Îles Chesterfield : un joyau intact de biodiversité | Tara, un voilier pour la planète

Îles Chesterfield : un joyau intact de biodiversité

© Francois Aurat / Fondation Tara Expéditions

18 septembre 2017

 

La mission de Tara sur les îles Chesterfield se termine. Avant de rejoindre Nouméa et le lagon calédonien d’ici le 20 septembre prochain, nous profitons encore de ces derniers instants privilégiés loin de toute civilisation pour prendre le pouls de la biodiversité exceptionnelle de cet archipel français. Trois spots ont été explorés par l’équipe de Tara Pacific et le premier bilan est extrêmement positif.

 

Que ce soit à terre ou sous la surface de ces eaux cristallines, Christian Voolstra (KAUST), notre coordinateur scientifique et toute son équipe sont formels : « Nous sommes en présence d’un sanctuaire. Ici, nous n’avons constaté aucun événement de blanchissement en cours ou passé. Cet écosystème corallien est en très bonne santé comme à son premier jour. C’est extrêmement rare aujourd’hui, c’est peut-être la première fois d’ailleurs que je vois ça. Les îles Chesterfield sont une source d’espoir pour l’avenir. Nous sommes pourtant sous la même latitude que les récifs de la Grande barrière de corail ou de la Nouvelle Calédonie qui sont, eux, meurtris. Nous avons hâte de comprendre pourquoi cet écosystème va si bien ».

 

8 photo 2_tortue Chester crepuscule_Francois AuratUne tortue verte rejoint le lagon des Chesterfield au crépuscule. © François Aurat / Fondation Tara Expéditions

 

Un programme complet réalisé

Nos biologistes-plongeurs n’ont encore pas économisé leur peine pour ramener tous les échantillons nécessaires pour caractériser cette nouvelle île de recherche, dans la sémantique scientifique de l’expédition. Toutes les plongées prévues ont été réalisées, y compris la biodiversité, le carottage qui s’est révélé très compliqué.
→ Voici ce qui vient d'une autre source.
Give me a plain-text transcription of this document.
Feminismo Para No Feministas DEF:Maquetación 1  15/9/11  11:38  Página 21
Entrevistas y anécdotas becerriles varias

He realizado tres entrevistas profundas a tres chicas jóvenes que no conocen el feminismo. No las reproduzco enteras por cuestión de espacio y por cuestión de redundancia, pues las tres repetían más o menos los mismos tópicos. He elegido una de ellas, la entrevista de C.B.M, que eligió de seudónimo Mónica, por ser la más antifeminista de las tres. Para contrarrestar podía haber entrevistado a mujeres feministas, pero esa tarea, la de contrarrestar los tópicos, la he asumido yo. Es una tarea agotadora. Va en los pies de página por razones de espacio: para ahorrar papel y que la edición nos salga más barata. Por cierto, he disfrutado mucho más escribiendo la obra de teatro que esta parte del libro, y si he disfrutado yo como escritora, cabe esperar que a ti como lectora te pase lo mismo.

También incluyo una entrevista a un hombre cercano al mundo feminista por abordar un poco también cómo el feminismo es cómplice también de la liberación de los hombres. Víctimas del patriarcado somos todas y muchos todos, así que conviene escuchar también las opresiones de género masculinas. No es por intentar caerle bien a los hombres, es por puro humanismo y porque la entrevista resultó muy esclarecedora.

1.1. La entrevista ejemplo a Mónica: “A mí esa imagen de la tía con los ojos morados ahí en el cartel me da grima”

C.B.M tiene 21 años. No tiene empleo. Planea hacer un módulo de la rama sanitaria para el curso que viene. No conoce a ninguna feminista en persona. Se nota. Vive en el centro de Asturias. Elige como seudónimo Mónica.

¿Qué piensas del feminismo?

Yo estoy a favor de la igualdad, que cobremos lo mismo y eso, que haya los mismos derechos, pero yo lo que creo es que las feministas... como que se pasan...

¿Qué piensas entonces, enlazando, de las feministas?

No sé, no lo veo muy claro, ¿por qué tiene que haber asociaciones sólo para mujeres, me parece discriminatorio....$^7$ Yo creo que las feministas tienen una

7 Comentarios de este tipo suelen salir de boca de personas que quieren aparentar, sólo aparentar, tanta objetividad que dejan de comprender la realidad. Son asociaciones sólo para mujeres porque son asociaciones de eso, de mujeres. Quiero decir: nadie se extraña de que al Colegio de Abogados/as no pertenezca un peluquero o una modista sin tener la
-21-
La mèche de la foreuse est restée bloquer plusieurs heures dans le corail et, au terme de cinq plongées supplémentaires, elle a finalement été récupérée, non sans mal.

 

Une biodiversité exemplaire

Pendant toutes ces plongées de multiples espèces de coraux ont encore été aperçues avec des couleurs et des formes de toutes factures. Côté faune sous-marine, des thons, des bonites, des mérous, des balistes, des poissons perroquets, des maninis ou poissons-chirurgiens et des requins de récif pointe noire ont été aperçus et aussi, chez ces prédateurs, des espèces comme les requins Silver tip d’une envergure de trois mètres.

 

photo 16_variete oiseaux ile longue ChestefieldGrande variété d’oiseaux marins sur l’île longue aux Chesterfield. © François Aurat / Fondation Tara Expéditions

 

À terre, nous aurons pu observer des quantités d’oiseaux marins tels que les fous, les sternes, les shearwaters *, les frégates à jabot rouge. Pour toutes ces espèces, les petits venaient à peine de naître et luttaient déjà pour survivre. Sur la plage de l’île longue nous avons pu approcher des tortues vertes, en pleine période de reproduction, dont on a dénombré jusqu’à trente spécimens adultes.

 

Un joyau français

Les îles Chesterfield, réserve du parc Marin de la mer de corail, sont donc un joyau dont la France doit absolument prendre soin, car elles ont déjà valeur de sanctuaire dans cette région du Pacifique et, surtout, dans ce contexte de hausse durable des températures. Concernant la bonne santé des Chesterfield, la biologiste Claudia Pogoreutz (KAUST) avance une hypothèse : les causes sont peut-être à chercher du côté des oiseaux et de leur guano** que l’on sent bien avant de débarquer sur ces îles.

 

Les quinze taranautes du bord garderons en tout cas un souvenir inoubliable de cette courte semaine passée dans cet archipel que l’anthropocène semble avoir, à part quelques macro- déchets plastiques, encore épargné.

 

Vincent Hilaire

 

*perdrix endémiques de cette région du Pacifique

** fientes des oiseaux marins

*** Époque de l’histoire de la Terre qui a débuté lorsque les activités humaines ont eu un impact global significatif sur l’écosystème terrestre.